We’ve heard that we’re likely to settle down with people who look quite similar to us — even if we casually date people who look different. Opposites may attract (Kendrick Lamar’s never wrong, right?), but that appears to be confined to personality: while we seem to like a bit of difference in a partner’s character, when it comes to faces, it’s usually all us, all the time.
So what on earth is going on here —why would people start to morph slowly into their partners, and why are scientists telling us it’s actually a good sign?
1. You Look Like Each Other To Begin With
We seem to like genetic similarity; opposites don’t actually
attract all that conclusively, if you trust the science. A study from
2014 shows that white people in particular pick lifetime mates who have similar DNA.

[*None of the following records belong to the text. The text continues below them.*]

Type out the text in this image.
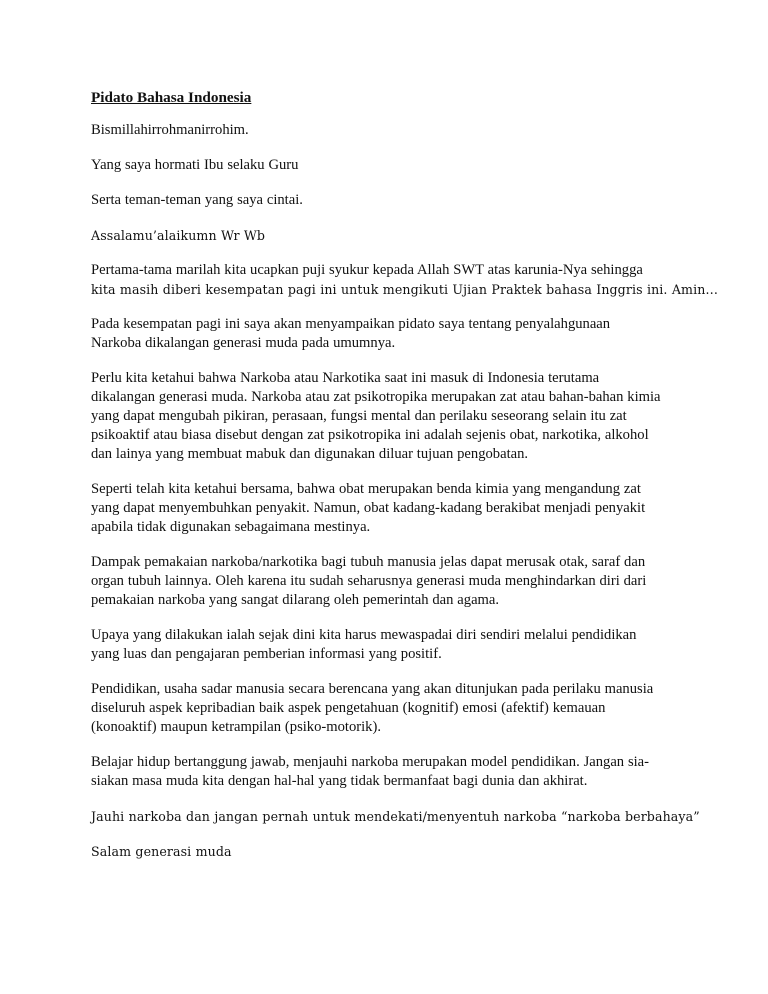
Pidato Bahasa Indonesia
Bismillahirrohmanirrohim.
Yang saya hormati Ibu selaku Guru
Serta teman-teman yang saya cintai.
Assalamu’alaikumn Wr Wb
Pertama-tama marilah kita ucapkan puji syukur kepada Allah SWT atas karunia-Nya sehingga
kita masih diberi kesempatan pagi ini untuk mengikuti Ujian Praktek bahasa Inggris ini. Amin…
Pada kesempatan pagi ini saya akan menyampaikan pidato saya tentang penyalahgunaan
Narkoba dikalangan generasi muda pada umumnya.
Perlu kita ketahui bahwa Narkoba atau Narkotika saat ini masuk di Indonesia terutama
dikalangan generasi muda. Narkoba atau zat psikotropika merupakan zat atau bahan-bahan kimia
yang dapat mengubah pikiran, perasaan, fungsi mental dan perilaku seseorang selain itu zat
psikoaktif atau biasa disebut dengan zat psikotropika ini adalah sejenis obat, narkotika, alkohol
dan lainya yang membuat mabuk dan digunakan diluar tujuan pengobatan.
Seperti telah kita ketahui bersama, bahwa obat merupakan benda kimia yang mengandung zat
yang dapat menyembuhkan penyakit. Namun, obat kadang-kadang berakibat menjadi penyakit
apabila tidak digunakan sebagaimana mestinya.
Dampak pemakaian narkoba/narkotika bagi tubuh manusia jelas dapat merusak otak, saraf dan
organ tubuh lainnya. Oleh karena itu sudah seharusnya generasi muda menghindarkan diri dari
pemakaian narkoba yang sangat dilarang oleh pemerintah dan agama.
Upaya yang dilakukan ialah sejak dini kita harus mewaspadai diri sendiri melalui pendidikan
yang luas dan pengajaran pemberian informasi yang positif.
Pendidikan, usaha sadar manusia secara berencana yang akan ditunjukan pada perilaku manusia
diseluruh aspek kepribadian baik aspek pengetahuan (kognitif) emosi (afektif) kemauan
(konoaktif) maupun ketrampilan (psiko-motorik).
Belajar hidup bertanggung jawab, menjauhi narkoba merupakan model pendidikan. Jangan sia-
siakan masa muda kita dengan hal-hal yang tidak bermanfaat bagi dunia dan akhirat.
Jauhi narkoba dan jangan pernah untuk mendekati/menyentuh narkoba “narkoba berbahaya”
Salam generasi muda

Forget the obsession with band T-shirts and the inability to play
Monopoly without screaming: you may not have worked out with your ex
because they just weren’t that genetically compatible.

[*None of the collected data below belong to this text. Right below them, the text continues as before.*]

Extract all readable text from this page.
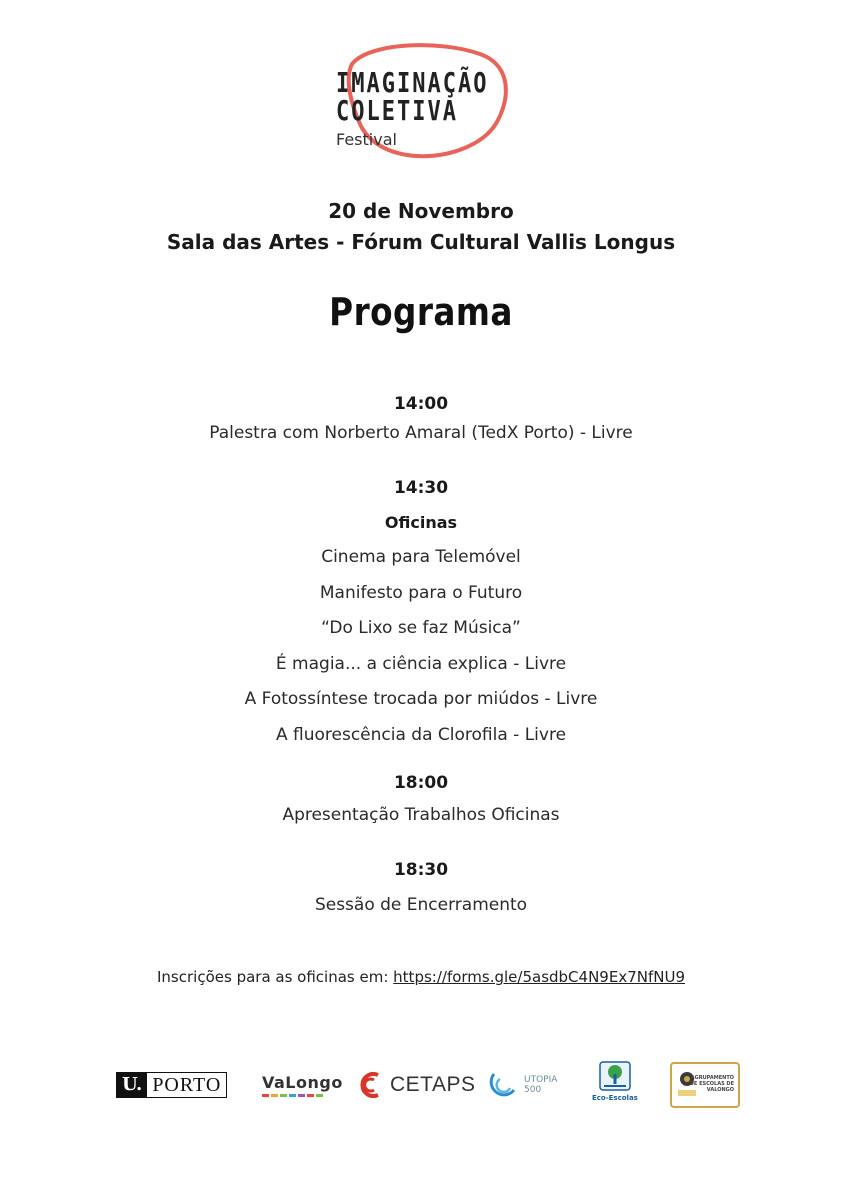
IMAGINAÇÃO
COLETIVA
Festival
20 de Novembro
Sala das Artes - Fórum Cultural Vallis Longus
Programa
14:00
Palestra com Norberto Amaral (TedX Porto) - Livre
14:30
Oficinas
Cinema para Telemóvel
Manifesto para o Futuro
“Do Lixo se faz Música”
É magia... a ciência explica - Livre
A Fotossíntese trocada por miúdos - Livre
A fluorescência da Clorofila - Livre
18:00
Apresentação Trabalhos Oficinas
18:30
Sessão de Encerramento
Inscrições para as oficinas em: https://forms.gle/5asdbC4N9Ex7NfNU9
U. PORTO	VaLongo CETAPS	UTOPIA
500
Eco-Escolas
AGRUPAMENTO
DE ESCOLAS DE
VALONGO
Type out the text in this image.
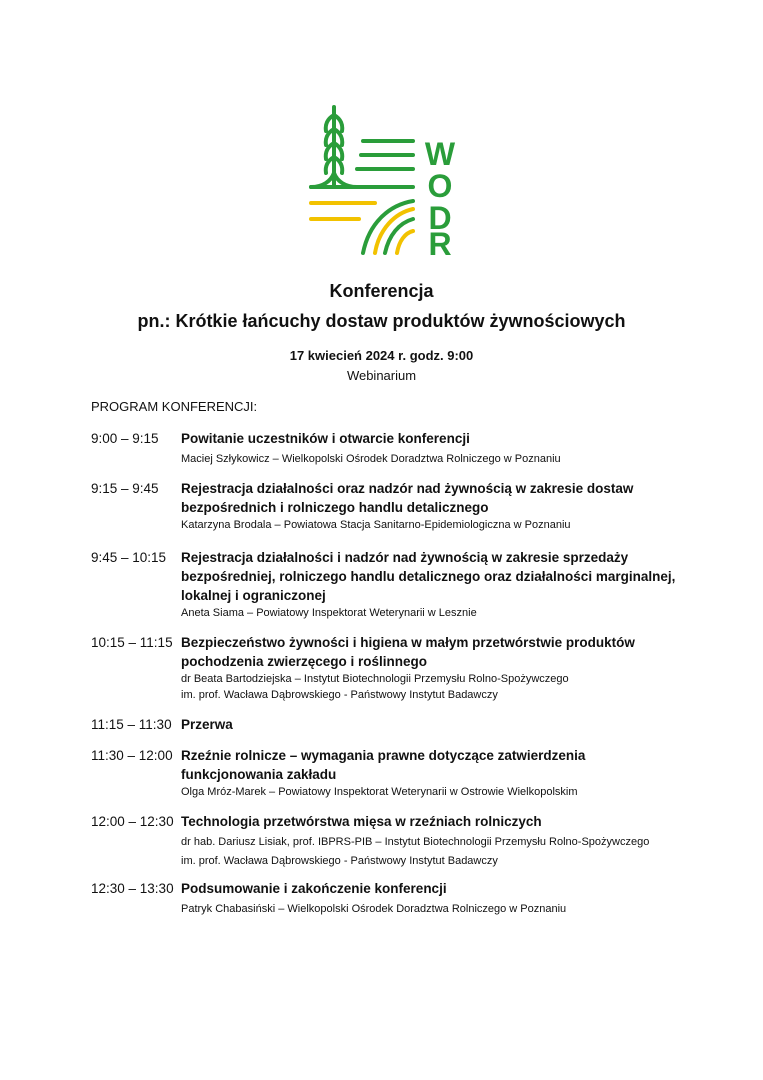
W
O
D
R
Konferencja
pn.: Krótkie łańcuchy dostaw produktów żywnościowych
17 kwiecień 2024 r. godz. 9:00
Webinarium
PROGRAM KONFERENCJI:
9:00 – 9:15	Powitanie uczestników i otwarcie konferencji
Maciej Szłykowicz – Wielkopolski Ośrodek Doradztwa Rolniczego w Poznaniu
9:15 – 9:45	Rejestracja działalności oraz nadzór nad żywnością w zakresie dostaw
bezpośrednich i rolniczego handlu detalicznego
Katarzyna Brodala – Powiatowa Stacja Sanitarno-Epidemiologiczna w Poznaniu
9:45 – 10:15	Rejestracja działalności i nadzór nad żywnością w zakresie sprzedaży
bezpośredniej, rolniczego handlu detalicznego oraz działalności marginalnej,
lokalnej i ograniczonej
Aneta Siama – Powiatowy Inspektorat Weterynarii w Lesznie
10:15 – 11:15 Bezpieczeństwo żywności i higiena w małym przetwórstwie produktów
pochodzenia zwierzęcego i roślinnego
dr Beata Bartodziejska – Instytut Biotechnologii Przemysłu Rolno-Spożywczego
im. prof. Wacława Dąbrowskiego - Państwowy Instytut Badawczy
11:15 – 11:30 Przerwa
11:30 – 12:00 Rzeźnie rolnicze – wymagania prawne dotyczące zatwierdzenia
funkcjonowania zakładu
Olga Mróz-Marek – Powiatowy Inspektorat Weterynarii w Ostrowie Wielkopolskim
12:00 – 12:30 Technologia przetwórstwa mięsa w rzeźniach rolniczych
dr hab. Dariusz Lisiak, prof. IBPRS-PIB – Instytut Biotechnologii Przemysłu Rolno-Spożywczego
im. prof. Wacława Dąbrowskiego - Państwowy Instytut Badawczy
12:30 – 13:30 Podsumowanie i zakończenie konferencji
Patryk Chabasiński – Wielkopolski Ośrodek Doradztwa Rolniczego w Poznaniu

We want to pass on our own genes, apparently,
and somebody who looks just like us will bolster our chances of a
similar-looking kid, as opposed to one that’s inherited their weird
facial hair and knock knees. (Unfortunately, there’s been little-to-no
research on how this trend plays out in mixed race couples.)
2. You’re Sharing The Same Experiences
There are two main hypotheses for why this happened. Zajonc thought it was because a long life together meant shared experiences that left similar lines on faces — and that couples would therefore begin to look more similar.
Others are more practical, believing that it’s simply a matter of genetic similarity becoming more evident as
the rigors of age remove distinguishing features. Either way, the logic
of Zajonc’s ideas is pretty easy to understand: a couple who have lived
lives of hardship and difficulty will probably wear similar frown
lines.
3. The Happier You Are, The More Alike You Look
Genetic similarity, scientific studies show, already seems to coincide with a happy marriage — but whether that’s cause or effect is up in the air. Are you happy because you understand each other, or because you share the same gene variant (5-HTTLPR), thought to be the key to being emotionally attuned to a relationship? Does the happiness make the facial similarity, or vice versa?
One thing’s for certain, though: just because you look similar doesn’t mean you’ll start to think the same. A 2010 study showed that people who’d been married for 40 years were just as definitively different personality-wise as they had been at the start of their marriages, even if they now shared habits, homes, and mortgages. Marriage, it seems, is only skin-deep.